If you have any starting code, I'll be glad to test it (though my knowledge in java is… well, consider it's a zero-knowledge, more or less) and give you feedbacks.

Cheers,

C.

[str4d]

Connections between an app and I2PTunnel are not by default secured, because the local machine is assumed to not be compromised (and if it was, an adversary would have full control of the router). Android is a different case because it provides inter-app security boundaries, so with a malicious app installed, listening over the connection becomes more preferable.

From a general perspective, if a developer is concerned about traffic sniffing on the Android device between their app and I2P Android, using our upcoming client library and our Java API is a Good Idea(:tm:), because the client library uses Android LocalSockets to communicate with I2P Android which bypass the network stack, decreasing latency and preventing simple sniffing.

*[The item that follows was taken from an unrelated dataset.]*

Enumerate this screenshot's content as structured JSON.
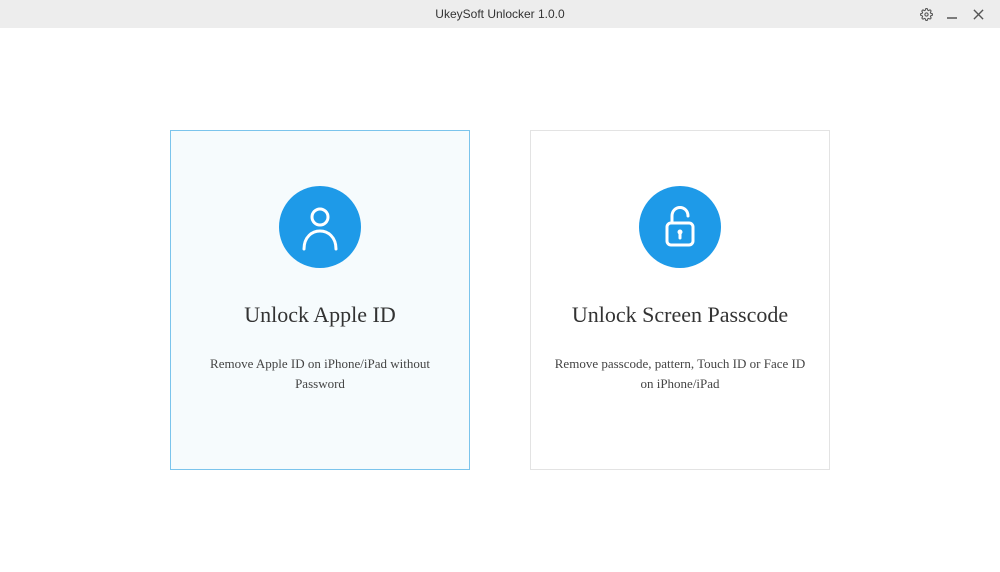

From your app's perspective I don't know how a localhost port (necessary for iptables) could be protected from sniffing while being used as a captive network portal, but maybe it doesn't matter in that case.

In any case, here is our intro to I2P application development, which has some sample code for using the Java API. It further explains why writing I2P-aware code is a good idea.

[cjeanneret]

Hmm, ok. Basically, if I understand correctly the codes, I shall just use net.i2p.client.streaming.I2PSocketManager in order to get socket information.

Regarding sniffing: as iptables can use the app UID, we may say something like:

iptables -t nat -I OUTPUT -m owner --uid-owner <appuid> -p tcp -m tcp --tcp-flags FIN,SYN,RST,ACK SYN -j REDIRECT --to-port <SOCKS>
iptables -I OUTPUT -p tcp -m tcp --tcp-flags FIN,SYN,RST,ACK SYN --dport <SOCKS> -m owner --uid-owner <appuid> -j ACCEPT

This would allow only to access the port — I'm not sure it may actually prevent sniffing but, at least, it would allow only selected app to access the port. Best would be to encrypt connection between app and tunnel entry, of course, but this shall be done at client level.

I'll do some tries on my own in order to play a bit with the current library, that's the best way to learn (at least for me ;) ).